Um velho trauma econômico
Henrique Pires*
A filial do Banco Pelotense na cidade de São Borja foi inaugurada em agosto de 1912.
No início da década de 1920, fazia todas as transações bancárias. Tinha um contador, um tesoureiro, quatro escriturários e um gerente extremamente respeitado, o Coronel Antônio Ferreira Sarmanho, pai da jovem Darcy, já casada com um também jovem e promissor advogado da cidade: Getúlio Dornelles Vargas.
Sarmanho, além de gerente, era forte estancieiro. Dono do banco.
Melhor dizendo: mandou construir com seus recursos pessoais a sede local da instituição, na Rua Candido Falcão e a alugou ao Pelotense, que ele mesmo gerenciava.
Não sendo dono do banco, tendo bastante dinheiro, zelando pela chave do cofre e sendo o dono do portentoso prédio, não faltava quem achasse naquelas bandas que o Banco Pelotense era dele.
Não era.
Quando o Pelotense – ameaçado por uma conjuntura econômica adversa – determinou que os empréstimos de longo prazo fossem liquidados de imediato (a lei permitia), Sarmanho viu-se em maus lençóis: como era gerente, tivera a possibilidade de financiar para si próprio, grandes quantias, que pagava no longo prazo, conforme os contratos que todos faziam.
A diretoria do Banco exigiu quitação rápida de todas as prestações dos longos empréstimos. A regra valia para todos. Não abriram exceção para ele.
Não dava tempo de vender campos e gados.
De surpresa, ele que financiara tudo o que pudera, foi chamado a pagar a vista tudo o que devia. Era uma fortuna, cujas prestações certamente honraria, mantidas as condições do antigo contrato.
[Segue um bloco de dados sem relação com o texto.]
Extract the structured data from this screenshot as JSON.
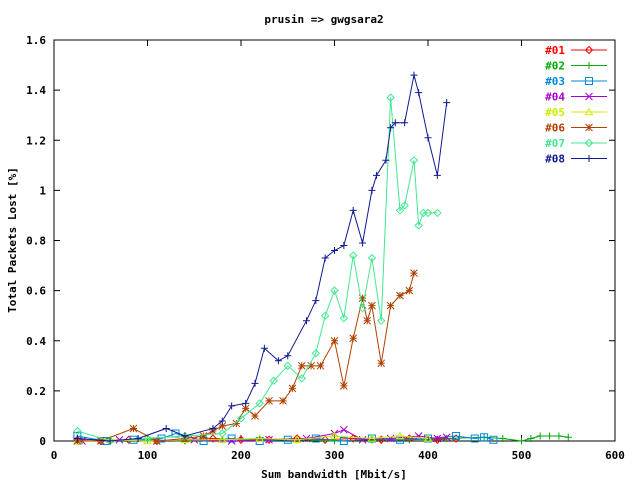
{
  "chart_data": {
    "type": "line",
    "title": "prusin => gwgsara2",
    "xlabel": "Sum bandwidth [Mbit/s]",
    "ylabel": "Total Packets Lost [%]",
    "xlim": [
      0,
      600
    ],
    "ylim": [
      0,
      1.6
    ],
    "xticks": [
      "0",
      "100",
      "200",
      "300",
      "400",
      "500",
      "600"
    ],
    "yticks": [
      "0",
      "0.2",
      "0.4",
      "0.6",
      "0.8",
      "1",
      "1.2",
      "1.4",
      "1.6"
    ],
    "grid": false,
    "legend_position": "top-right",
    "series": [
      {
        "name": "#01",
        "color": "#ff0000",
        "marker": "diamond",
        "x": [
          25,
          50,
          80,
          110,
          140,
          170,
          200,
          230,
          260,
          290,
          320,
          350,
          380,
          410,
          430
        ],
        "y": [
          0.005,
          0.0,
          0.005,
          0.0,
          0.005,
          0.01,
          0.005,
          0.005,
          0.01,
          0.005,
          0.01,
          0.005,
          0.01,
          0.005,
          0.01
        ]
      },
      {
        "name": "#02",
        "color": "#00aa00",
        "marker": "plus",
        "x": [
          30,
          60,
          100,
          140,
          180,
          220,
          260,
          300,
          340,
          380,
          420,
          460,
          480,
          500,
          510,
          520,
          530,
          540,
          550
        ],
        "y": [
          0.0,
          0.0,
          0.005,
          0.0,
          0.005,
          0.01,
          0.005,
          0.0,
          0.005,
          0.005,
          0.01,
          0.015,
          0.01,
          0.0,
          0.01,
          0.02,
          0.02,
          0.02,
          0.015
        ]
      },
      {
        "name": "#03",
        "color": "#0088dd",
        "marker": "square",
        "x": [
          25,
          55,
          85,
          115,
          130,
          160,
          190,
          220,
          250,
          280,
          310,
          340,
          370,
          400,
          430,
          450,
          460,
          470
        ],
        "y": [
          0.02,
          0.0,
          0.005,
          0.01,
          0.03,
          0.0,
          0.01,
          0.0,
          0.005,
          0.01,
          0.0,
          0.01,
          0.005,
          0.01,
          0.02,
          0.01,
          0.015,
          0.005
        ]
      },
      {
        "name": "#04",
        "color": "#aa00cc",
        "marker": "cross",
        "x": [
          30,
          70,
          110,
          150,
          190,
          230,
          270,
          300,
          310,
          330,
          360,
          390,
          410,
          420
        ],
        "y": [
          0.0,
          0.005,
          0.0,
          0.005,
          0.0,
          0.005,
          0.01,
          0.03,
          0.045,
          0.005,
          0.01,
          0.02,
          0.01,
          0.015
        ]
      },
      {
        "name": "#05",
        "color": "#c8f000",
        "marker": "triangle",
        "x": [
          25,
          60,
          100,
          140,
          180,
          220,
          260,
          300,
          340,
          370,
          400
        ],
        "y": [
          0.0,
          0.005,
          0.0,
          0.005,
          0.005,
          0.01,
          0.005,
          0.02,
          0.01,
          0.02,
          0.01
        ]
      },
      {
        "name": "#06",
        "color": "#b04000",
        "marker": "star",
        "x": [
          25,
          50,
          85,
          110,
          140,
          160,
          170,
          180,
          195,
          205,
          215,
          230,
          245,
          255,
          265,
          275,
          285,
          300,
          310,
          320,
          330,
          335,
          340,
          350,
          360,
          370,
          380,
          385
        ],
        "y": [
          0.0,
          0.0,
          0.05,
          0.0,
          0.01,
          0.02,
          0.04,
          0.06,
          0.07,
          0.13,
          0.1,
          0.16,
          0.16,
          0.21,
          0.3,
          0.3,
          0.3,
          0.4,
          0.22,
          0.41,
          0.57,
          0.48,
          0.54,
          0.31,
          0.54,
          0.58,
          0.6,
          0.67
        ]
      },
      {
        "name": "#07",
        "color": "#40e890",
        "marker": "diamond",
        "x": [
          25,
          60,
          100,
          140,
          180,
          200,
          220,
          235,
          250,
          265,
          280,
          290,
          300,
          310,
          320,
          330,
          340,
          350,
          360,
          370,
          375,
          385,
          390,
          395,
          400,
          410
        ],
        "y": [
          0.04,
          0.0,
          0.01,
          0.02,
          0.03,
          0.09,
          0.15,
          0.24,
          0.3,
          0.25,
          0.35,
          0.5,
          0.6,
          0.49,
          0.74,
          0.53,
          0.73,
          0.48,
          1.37,
          0.92,
          0.94,
          1.12,
          0.86,
          0.91,
          0.91,
          0.91
        ]
      },
      {
        "name": "#08",
        "color": "#101890",
        "marker": "plus",
        "x": [
          25,
          60,
          90,
          120,
          140,
          170,
          180,
          190,
          205,
          215,
          225,
          240,
          250,
          270,
          280,
          290,
          300,
          310,
          320,
          330,
          340,
          345,
          355,
          360,
          365,
          375,
          385,
          390,
          400,
          410,
          420
        ],
        "y": [
          0.01,
          0.0,
          0.01,
          0.05,
          0.02,
          0.05,
          0.08,
          0.14,
          0.15,
          0.23,
          0.37,
          0.32,
          0.34,
          0.48,
          0.56,
          0.73,
          0.76,
          0.78,
          0.92,
          0.79,
          1.0,
          1.06,
          1.12,
          1.25,
          1.27,
          1.27,
          1.46,
          1.39,
          1.21,
          1.06,
          1.35
        ]
      }
    ]
  }
}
Desesperado, sem ter onde buscar ajuda financeira frente ao soçobrar iminente de sua reputação e ainda tendo a tarefa absurda de mandar executar – como gerente, via Banco – amigos pecuaristas que deviam muito menos que ele, Sarmanho atentou contra a própria vida.
Anos depois, quando o Banco Pelotense quebrou, em janeiro de 1931, foi mais fácil para grande parte dos atingidos pela quebra atribuir culpa a uma falta de ajuda do agora Presidente Getúlio Vargas, que estaria promovendo uma desforra por conta do suicídio de seu sogro-gerente.
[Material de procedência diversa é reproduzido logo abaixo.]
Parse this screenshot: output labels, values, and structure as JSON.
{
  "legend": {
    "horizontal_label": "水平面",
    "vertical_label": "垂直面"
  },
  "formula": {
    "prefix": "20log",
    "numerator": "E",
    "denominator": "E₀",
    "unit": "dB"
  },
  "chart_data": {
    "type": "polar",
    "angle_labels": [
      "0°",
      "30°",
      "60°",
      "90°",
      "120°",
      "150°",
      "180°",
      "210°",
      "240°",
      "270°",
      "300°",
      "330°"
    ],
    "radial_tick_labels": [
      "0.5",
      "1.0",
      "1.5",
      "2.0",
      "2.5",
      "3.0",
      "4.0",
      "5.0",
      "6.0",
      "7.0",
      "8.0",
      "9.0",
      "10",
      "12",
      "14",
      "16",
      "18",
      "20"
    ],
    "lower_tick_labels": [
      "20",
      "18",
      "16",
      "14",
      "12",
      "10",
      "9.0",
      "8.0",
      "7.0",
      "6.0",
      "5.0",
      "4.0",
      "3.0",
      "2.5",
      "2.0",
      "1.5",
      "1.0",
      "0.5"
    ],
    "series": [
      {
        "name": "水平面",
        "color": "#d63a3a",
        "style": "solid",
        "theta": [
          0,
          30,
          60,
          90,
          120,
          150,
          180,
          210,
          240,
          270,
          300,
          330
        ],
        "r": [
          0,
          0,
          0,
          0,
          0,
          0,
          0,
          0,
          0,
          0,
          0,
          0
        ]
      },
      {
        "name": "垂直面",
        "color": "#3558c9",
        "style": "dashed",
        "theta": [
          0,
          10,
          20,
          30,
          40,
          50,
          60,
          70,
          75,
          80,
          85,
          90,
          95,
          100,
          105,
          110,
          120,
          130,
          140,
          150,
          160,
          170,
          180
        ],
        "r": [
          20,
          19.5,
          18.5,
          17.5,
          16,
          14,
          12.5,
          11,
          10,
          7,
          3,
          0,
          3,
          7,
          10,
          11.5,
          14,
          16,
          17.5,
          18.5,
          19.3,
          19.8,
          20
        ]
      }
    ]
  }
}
Afinal, como entender que a bancarrota da Bolsa de Nova York, em outubro 1929, quebraria um banco sólido cuja sede era em Pelotas, no sul do Brasil?
Isso nem cogitavam.
Não sabiam eles que – poucos dias depois da quebra do Pelotense, do outro lado do mundo e por razões parecidas – quebraria o tremendamente forte Banco Creditanstalt, o maior e mais sólido banco da Áustria.
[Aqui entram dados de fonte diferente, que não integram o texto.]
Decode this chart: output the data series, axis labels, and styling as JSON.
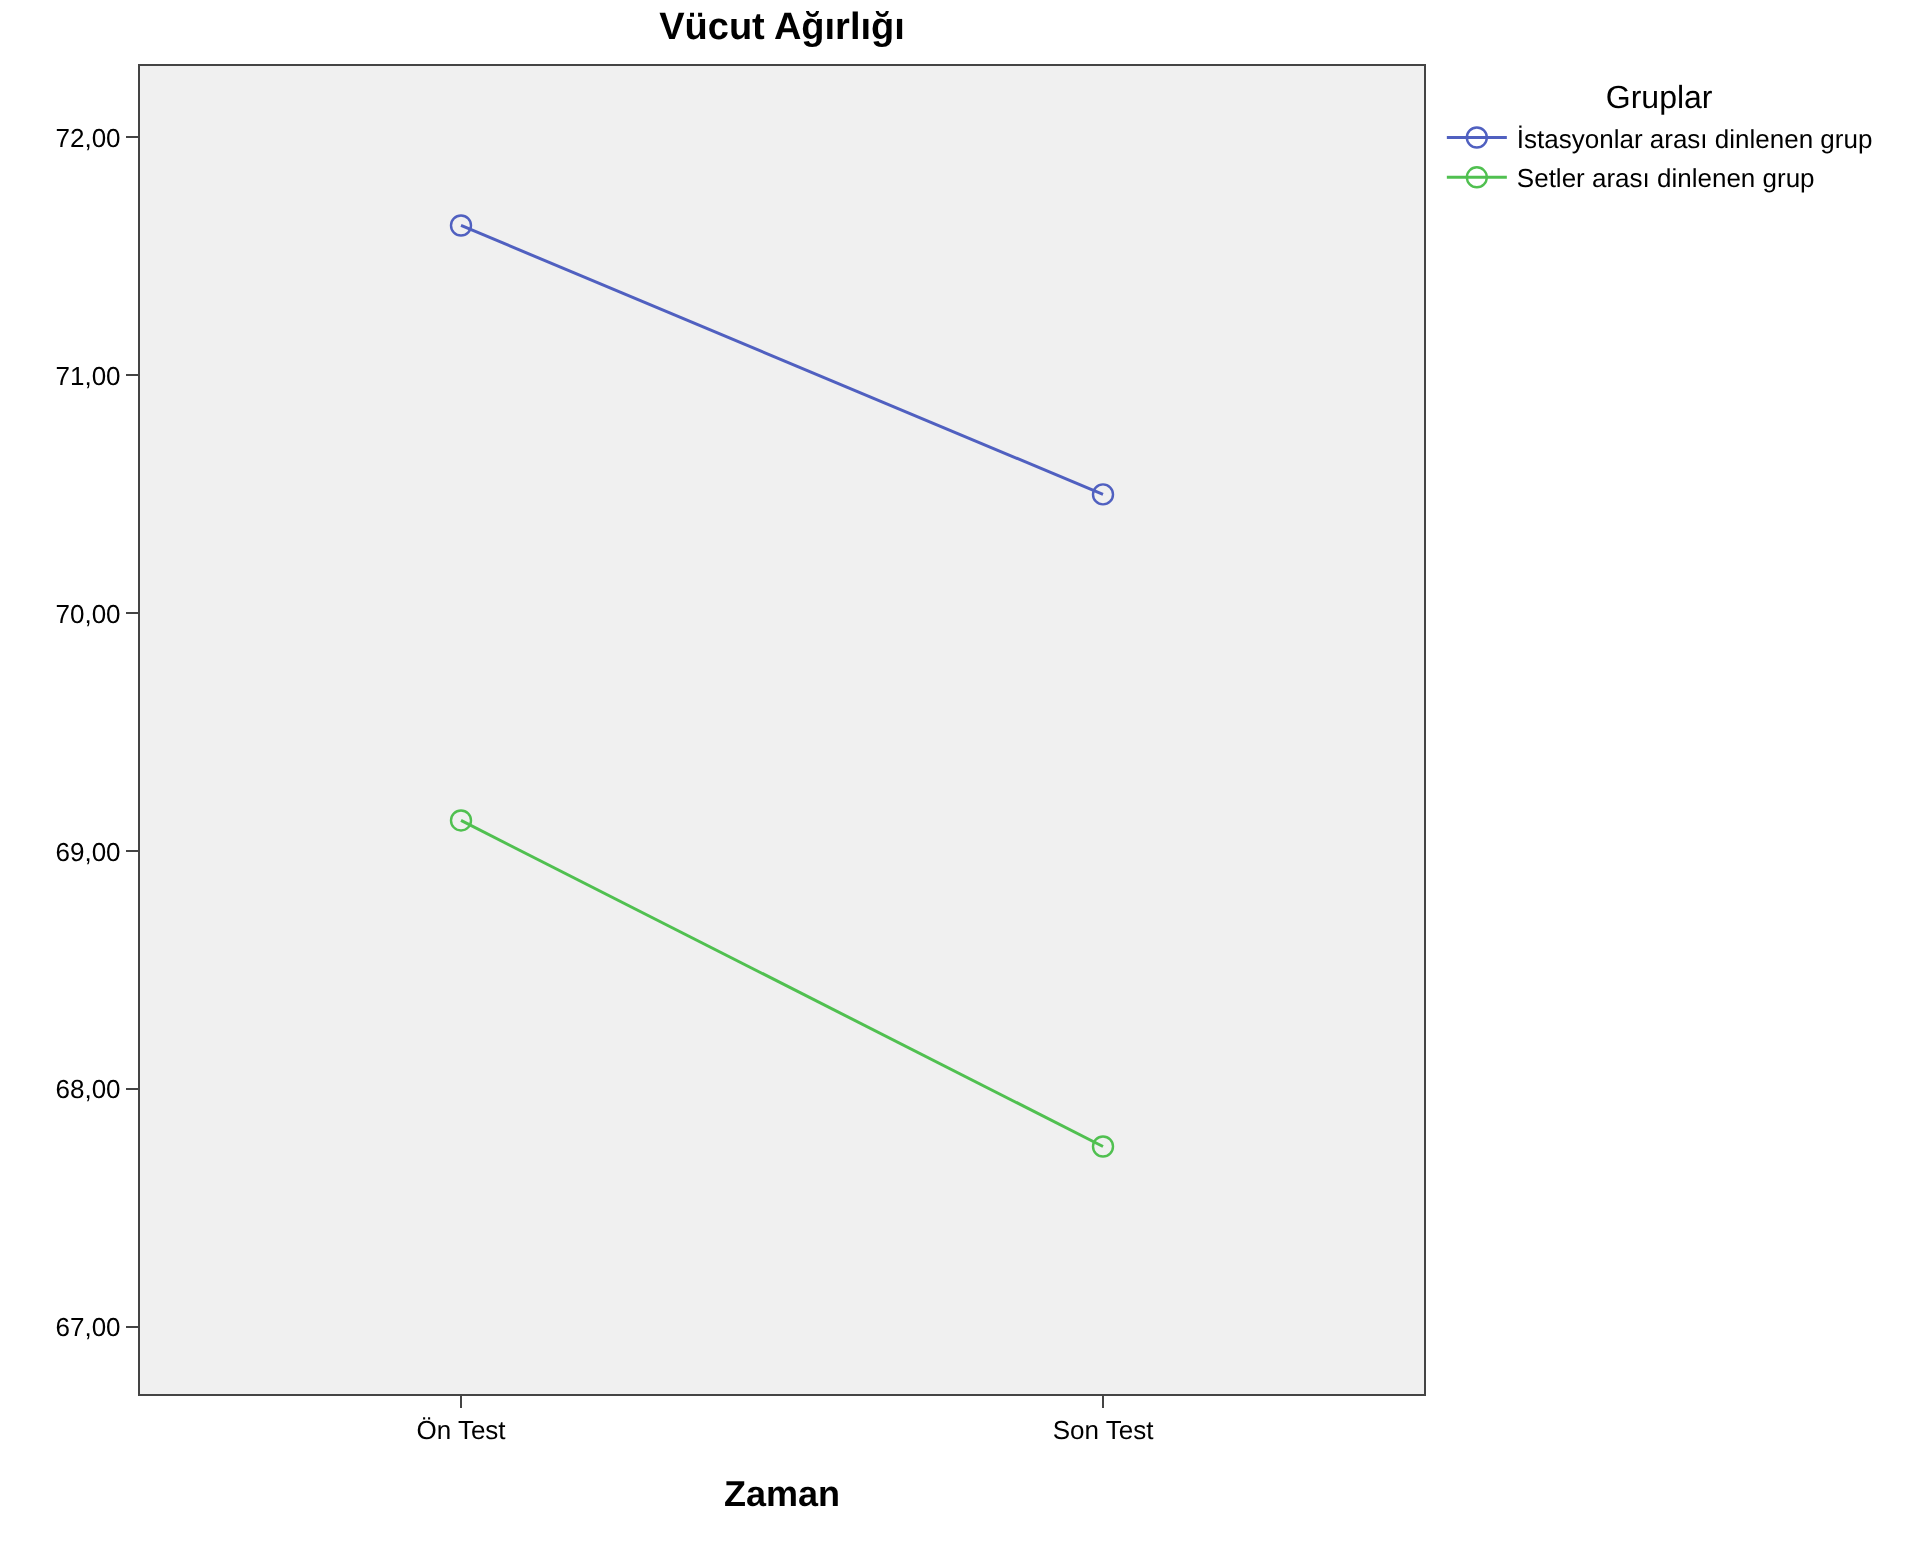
{
  "chart_data": {
    "type": "line",
    "title": "Vücut Ağırlığı",
    "xlabel": "Zaman",
    "legend_title": "Gruplar",
    "categories": [
      "Ön Test",
      "Son Test"
    ],
    "series": [
      {
        "name": "İstasyonlar arası dinlenen grup",
        "color": "#5060c0",
        "values": [
          71.63,
          70.5
        ]
      },
      {
        "name": "Setler arası dinlenen grup",
        "color": "#50c050",
        "values": [
          69.13,
          67.76
        ]
      }
    ],
    "ylim": [
      66.72,
      72.3
    ],
    "yticks": [
      {
        "value": 67,
        "label": "67,00"
      },
      {
        "value": 68,
        "label": "68,00"
      },
      {
        "value": 69,
        "label": "69,00"
      },
      {
        "value": 70,
        "label": "70,00"
      },
      {
        "value": 71,
        "label": "71,00"
      },
      {
        "value": 72,
        "label": "72,00"
      }
    ],
    "grid": false,
    "legend": "top right",
    "marker": "circle",
    "line_style": "solid"
  }
}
Entre 1929 e 1932, nove mil instituições bancárias e 85 mil empresas decretaram falência, num efeito dominó que derrubou peças no mundo inteiro, apenas demorando um pouquinho mais de tempo para atingir aquelas que estavam mais distantes, nas pontas. Getúlio fora Ministro da Fazenda do Brasil pouco antes de assumir o governo do Estado do RS. Naqueles dias, era, portanto, uma das pessoas mais bem informadas sobre conjuntura econômica e, justamente por isso, criou acertadamente, em 1928, o Banco do Estado do Rio Grande do Sul.
Até então, os ordenados das professoras, dos brigadianos, dos ferroviários e demais funcionários públicos estaduais, eram pagos via Banco Pelotense que, de uma hora para outra, lá em 28, ficou sem aquelas inúmeras contas que lhe davam a liquidez, capilarizada pelas diversas agências espalhadas pelo Estado.
Mas, o Banco Pelotense era rico, tinha grande quantidade de imóveis – só no Estado do Paraná era dono de mais de 100 mil hectares de campo – e resistiu, embora não tenha previsto o impacto da conjugação de uma crise nacional relacionada à queda dos preços do café e da inesperada quebra norte-americana.
Teve o Banco Pelotense o mesmo problema do seu antigo gerente de São Borja: apesar de ter patrimônio, não deu tempo de vender e colocar dinheiro vivo nos caixas.
Quebrou.
O Banrisul, em seguida, assumiu muitas agências do Pelotense. Contratou antigos e experientes bancários que haviam ficado desempregados. Apesar dos problemas terem surgido em grande parte de Wall Street, a versão de que Getúlio simplesmente lavou as mãos foi a favorita dentre os afetados.
Ninguém lembrou que continuavam valendo os pressupostos da velha frase do senador Gaspar Silveira Martins, lá no fim do século XIX: “Qualquer governante pode muito. Mas nenhum deles pode tudo”.
*Henrique Pires é jornalista e historiador.